Tuesday, December 04, 2007


If there's one thing that gets my goat, it's highly paid sports stars acting like prats in public. When Morris, Lampard, Gudjohnsen and Terry disgraced themselves in front of American tourists on the night of 9/11 I was disgusted.

When Gavin Henson hammered Mat Tait and kicked a huge penalty against England three years back it looked as if Wales' next great star was born. Unfortunately two big tackles and a kick don't make a career, and, afflicted by a nagging groin strain, he spent the next few years in the gossip columnns rather than the back pages. Wales left him out of the World Cup squad.

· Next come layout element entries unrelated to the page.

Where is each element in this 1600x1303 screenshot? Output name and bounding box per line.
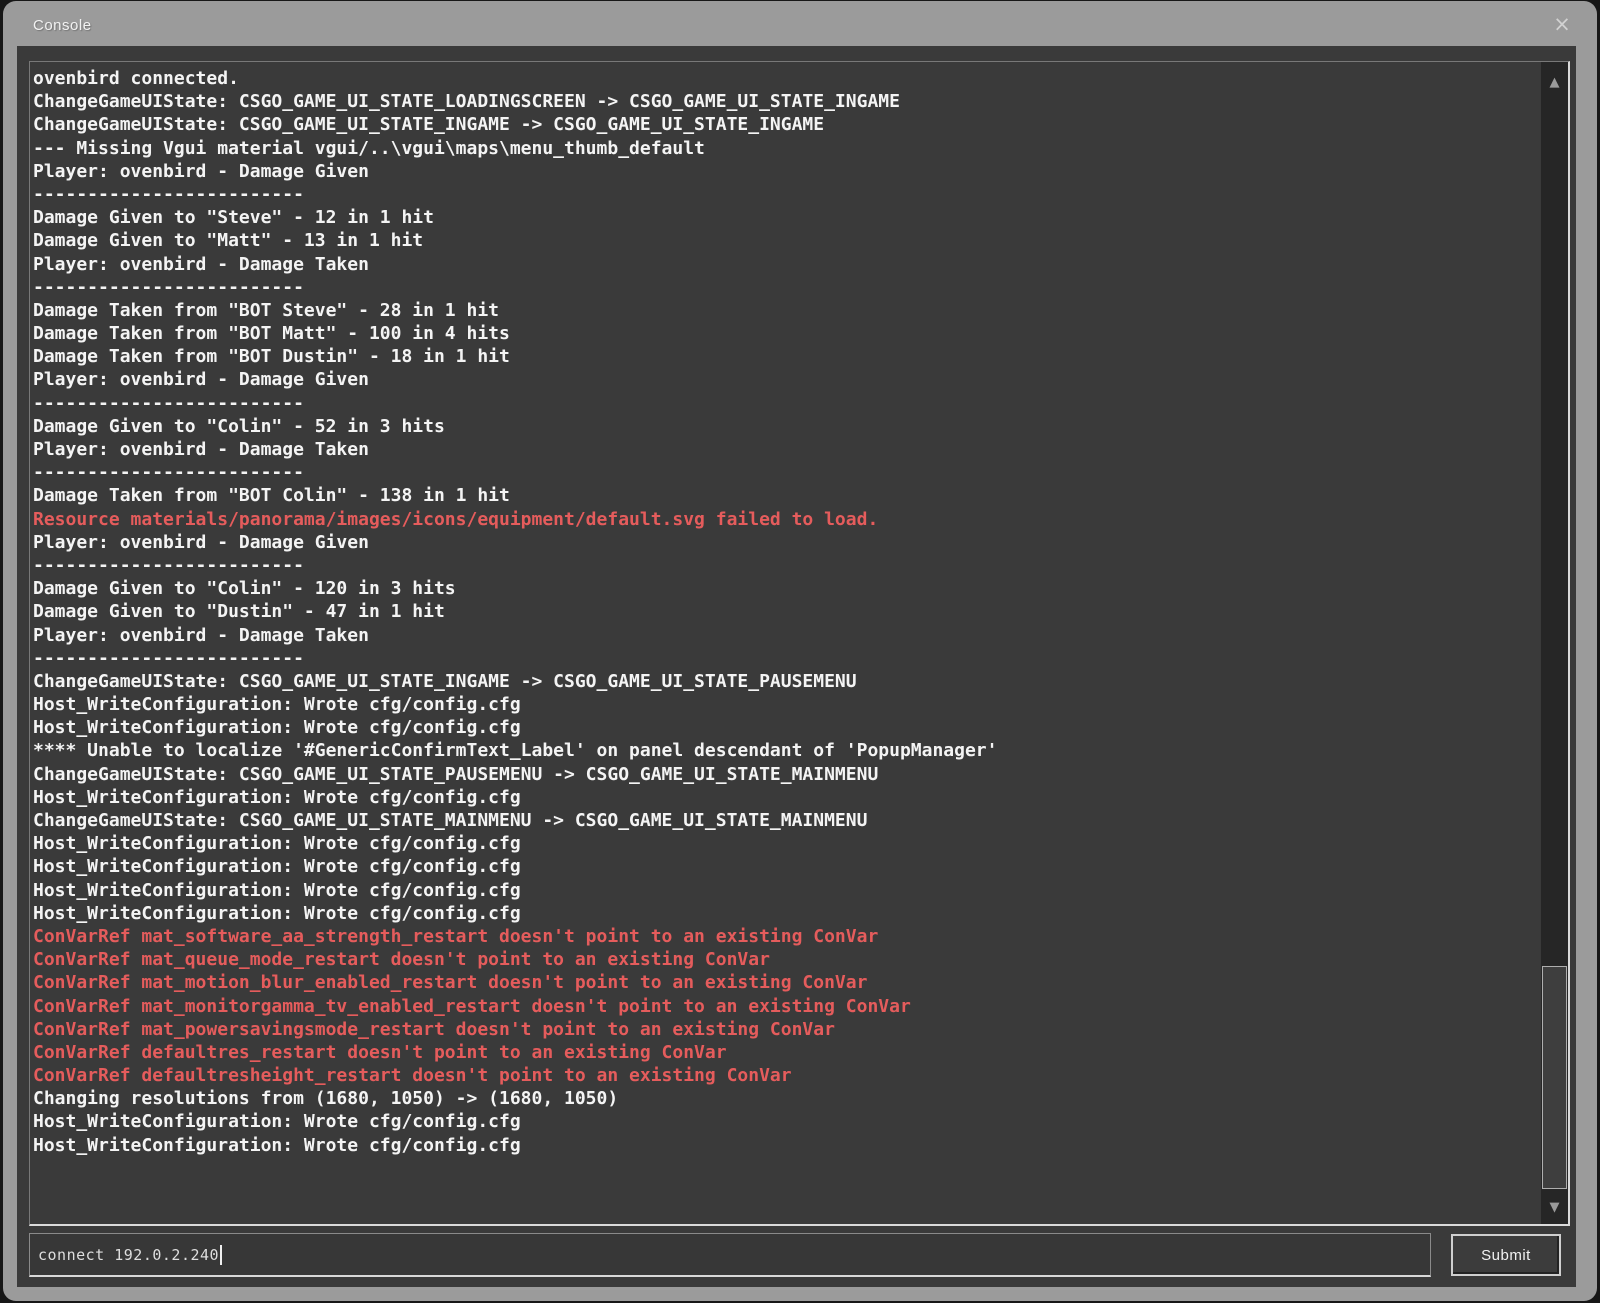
console-line: ConVarRef mat_powersavingsmode_restart d… [33, 1018, 1538, 1041]
console-line: Host_WriteConfiguration: Wrote cfg/confi… [33, 786, 1538, 809]
console-line: Player: ovenbird - Damage Given [33, 368, 1538, 391]
scrollbar[interactable]: ▲ ▼ [1541, 62, 1568, 1224]
submit-button[interactable]: Submit [1451, 1234, 1561, 1276]
console-line: Host_WriteConfiguration: Wrote cfg/confi… [33, 832, 1538, 855]
console-line: Player: ovenbird - Damage Taken [33, 624, 1538, 647]
console-line: ------------------------- [33, 183, 1538, 206]
console-line: --- Missing Vgui material vgui/..\vgui\m… [33, 137, 1538, 160]
console-line: Damage Given to "Steve" - 12 in 1 hit [33, 206, 1538, 229]
console-line: Damage Given to "Colin" - 120 in 3 hits [33, 577, 1538, 600]
scroll-up-icon[interactable]: ▲ [1541, 76, 1568, 89]
console-line: ConVarRef mat_queue_mode_restart doesn't… [33, 948, 1538, 971]
console-line: ConVarRef defaultresheight_restart doesn… [33, 1064, 1538, 1087]
console-line: Host_WriteConfiguration: Wrote cfg/confi… [33, 1134, 1538, 1157]
console-line: ChangeGameUIState: CSGO_GAME_UI_STATE_IN… [33, 113, 1538, 136]
console-line: ------------------------- [33, 461, 1538, 484]
command-input[interactable]: connect 192.0.2.240 [29, 1233, 1431, 1277]
console-window: Console × ovenbird connected.ChangeGameU… [3, 1, 1597, 1301]
console-line: ------------------------- [33, 276, 1538, 299]
console-output: ovenbird connected.ChangeGameUIState: CS… [29, 61, 1570, 1226]
close-icon[interactable]: × [1549, 11, 1575, 37]
console-line: Damage Taken from "BOT Matt" - 100 in 4 … [33, 322, 1538, 345]
console-line: Host_WriteConfiguration: Wrote cfg/confi… [33, 902, 1538, 925]
console-line: Player: ovenbird - Damage Given [33, 531, 1538, 554]
command-input-value: connect 192.0.2.240 [38, 1246, 219, 1264]
console-line: ------------------------- [33, 647, 1538, 670]
console-line: Resource materials/panorama/images/icons… [33, 508, 1538, 531]
console-line: Damage Taken from "BOT Steve" - 28 in 1 … [33, 299, 1538, 322]
console-line: **** Unable to localize '#GenericConfirm… [33, 739, 1538, 762]
console-line: ChangeGameUIState: CSGO_GAME_UI_STATE_PA… [33, 763, 1538, 786]
console-line: Damage Given to "Colin" - 52 in 3 hits [33, 415, 1538, 438]
console-line: Host_WriteConfiguration: Wrote cfg/confi… [33, 693, 1538, 716]
text-caret [220, 1245, 222, 1265]
console-line: Damage Taken from "BOT Dustin" - 18 in 1… [33, 345, 1538, 368]
console-line: ChangeGameUIState: CSGO_GAME_UI_STATE_IN… [33, 670, 1538, 693]
console-line: ConVarRef defaultres_restart doesn't poi… [33, 1041, 1538, 1064]
console-line: ovenbird connected. [33, 67, 1538, 90]
console-line: Changing resolutions from (1680, 1050) -… [33, 1087, 1538, 1110]
console-line: Damage Taken from "BOT Colin" - 138 in 1… [33, 484, 1538, 507]
console-line: Player: ovenbird - Damage Given [33, 160, 1538, 183]
console-line: ChangeGameUIState: CSGO_GAME_UI_STATE_LO… [33, 90, 1538, 113]
console-line: Host_WriteConfiguration: Wrote cfg/confi… [33, 855, 1538, 878]
console-line: ------------------------- [33, 554, 1538, 577]
console-line: Damage Given to "Matt" - 13 in 1 hit [33, 229, 1538, 252]
console-line: Host_WriteConfiguration: Wrote cfg/confi… [33, 716, 1538, 739]
console-line: ConVarRef mat_motion_blur_enabled_restar… [33, 971, 1538, 994]
console-line: Player: ovenbird - Damage Taken [33, 438, 1538, 461]
console-output-lines: ovenbird connected.ChangeGameUIState: CS… [33, 67, 1538, 1222]
console-panel: ovenbird connected.ChangeGameUIState: CS… [17, 46, 1576, 1287]
console-line: Player: ovenbird - Damage Taken [33, 253, 1538, 276]
console-line: ConVarRef mat_monitorgamma_tv_enabled_re… [33, 995, 1538, 1018]
console-line: ------------------------- [33, 392, 1538, 415]
submit-button-label: Submit [1481, 1247, 1531, 1264]
console-line: Damage Given to "Dustin" - 47 in 1 hit [33, 600, 1538, 623]
scroll-thumb[interactable] [1542, 966, 1567, 1189]
titlebar[interactable]: Console × [3, 1, 1597, 46]
console-line: Host_WriteConfiguration: Wrote cfg/confi… [33, 1110, 1538, 1133]
scroll-down-icon[interactable]: ▼ [1541, 1201, 1568, 1214]
console-line: ChangeGameUIState: CSGO_GAME_UI_STATE_MA… [33, 809, 1538, 832]
console-line: Host_WriteConfiguration: Wrote cfg/confi… [33, 879, 1538, 902]
window-title: Console [33, 17, 92, 34]
console-line: ConVarRef mat_software_aa_strength_resta… [33, 925, 1538, 948]
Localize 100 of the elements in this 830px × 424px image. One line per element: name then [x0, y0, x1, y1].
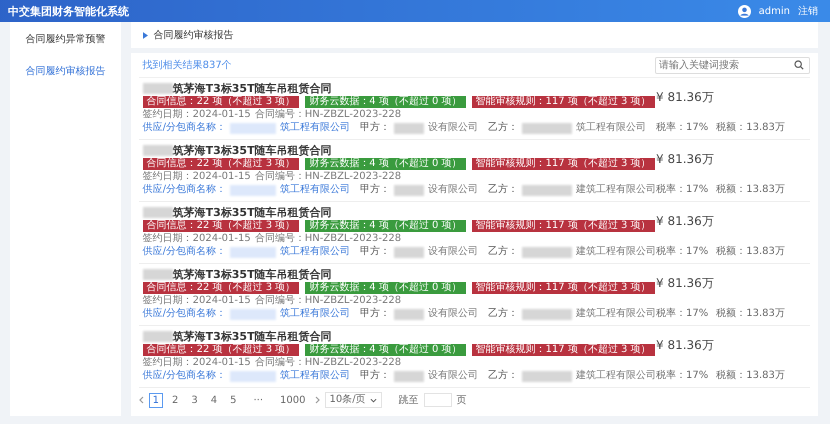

Yet in the last game against South Africa I was pleased to see that inside the celebrity there appeared to be a decent rugby player trying to get out.

Oh dear.

The teacher, who asked not to be named, said, “They weren’t inebriated, they were extremely drunk. They couldn’t stand, they absolutely reeked. I found them loud and abusive and there were children in there. They were playing a card game with forfeits, the most significant was that they had to drink one and a half bottles of beer and if they didn’t Gavin Henson clenched his fist and he hit them in the face. I saw it happen at least once but the boy was happy for him to do it. Another boy said afterwards he was desperate for a pee and did it on the floor. A lady started speaking to them and they became abusive.

Then I felt I had to intervene and they began swearing at me, using the ‘f’ word, the ‘c’ word, and they called one lady a ‘fat bitch’. Their seats were soaked and they spat on the table. Some forfeits included holding their heads back and pouring beer down each other’s throats.”

The woman said a train conductor tried to defuse the situation but said she did not have the authority to take the alcohol away.

"I got very, very cross, as did other passengers and I said to Gavin Henson, ‘This will do wonders for your image and the police will be waiting for you when you get off.’ This seemed to sober him up a bit, and he tried telling them [to calm down]. But one boy was so angry he was spitting when he spoke. I was offered a DNA test by the train manager because I had saliva on me. We had 1¾ hours of hell. One lady was profoundly disturbed by the incident. I cried when I got home but she was sobbing as she got off the train".

Gavin Henson is 25. By the calendar. And he's a disgrace to Welsh rugby.